Institutional funds become a key driver
Recently, multiple institutional actions have brought strong capital inflows to Solana:
Forward Industries announced a $1.6 billion investment in SOL, supported by private placements from Multicoin Capital, Galaxy Digital, and Jump Crypto.
SOL Strategies was approved on September 5 and officially listed on NASDAQ on September 9, focusing on investment opportunities in the Solana ecosystem.
Multiple institutions are preparing to launch a stake-backed ETF linked to Solana in the United States.
ETF narrative heating up
May 2025: Canary and Marinade join forces to apply for a Solana ETF supported by liquid staking.
August 5: SEC states that liquid staking tokens are classified as "receipts" rather than securities, clearing the final hurdle for ETF approval.
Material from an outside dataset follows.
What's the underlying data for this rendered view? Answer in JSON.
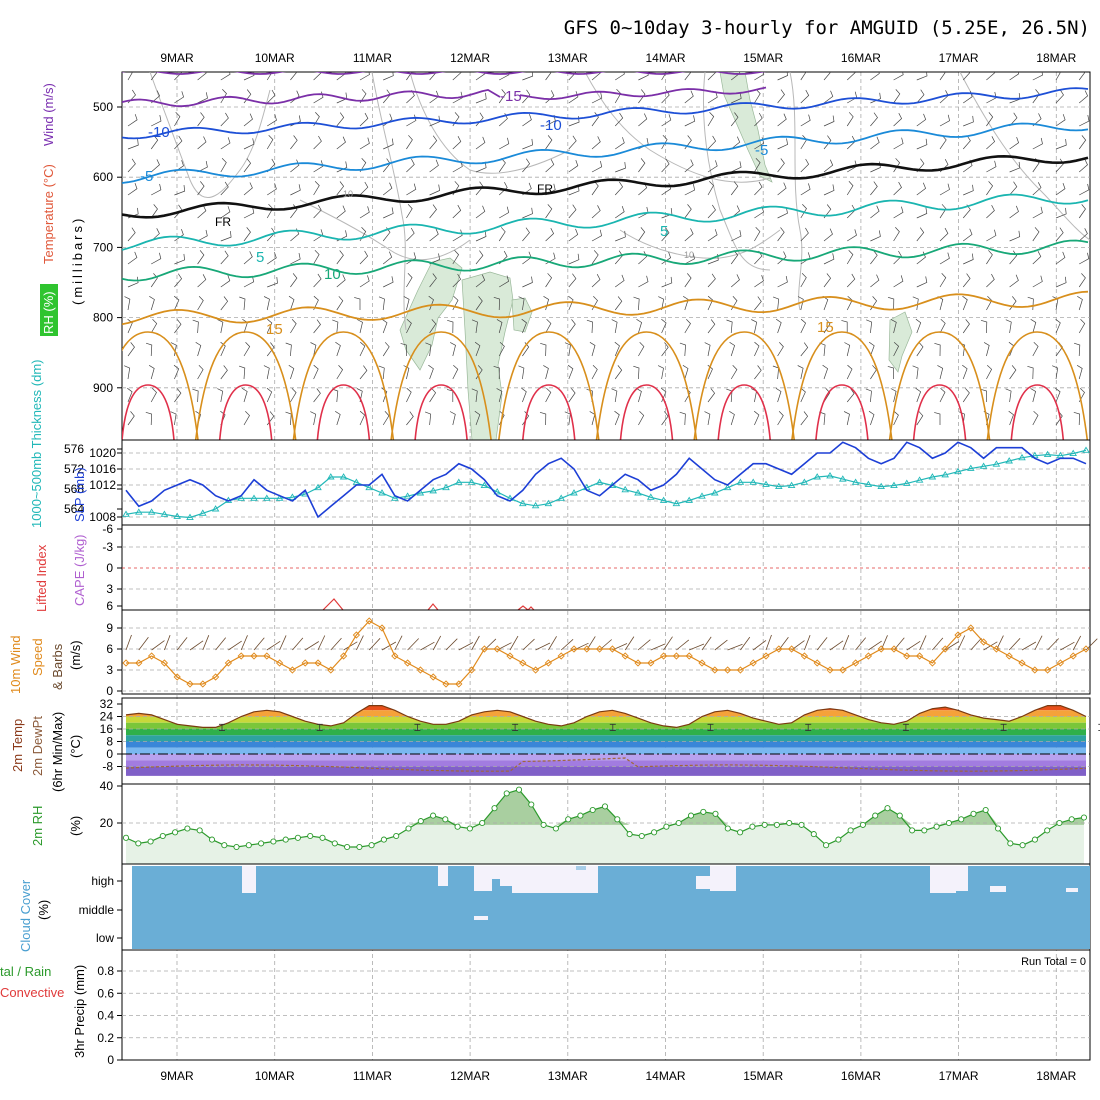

August 22: VanEck and Jito applied for the JitoSOL-supported ETF, becoming the first ETF application in the United States fully backed by liquidity-staked tokens.
These actions mean that institutional investors will be able to directly participate in the growth of the Solana ecosystem through compliant products, providing long-term support for Total Value Locked and token prices.
Why is Solana favored?
High-performance public chain: low transaction fees, high throughput, suitable for Decentralized Finance, NFT, GameFi and other diverse applications.
Ecosystem Diversification: DEXs like Jupiter, Raydium, and liquidity staking protocols drive Total Value Locked.
Institution-friendly: Enhanced regulatory clarity, lowering the entry barriers for financial products like ETFs.
Conclusion
Solana's TVL has surpassed 12.1 billion USD, which is not only the result of the overall rise of the DeFi ecosystem but also a result driven by institutional funds and the ETF narrative. With more staking ETF applications and institutional investments landing, Solana is expected to continue expanding its market share in 2025, becoming a public chain giant on par with Ethereum.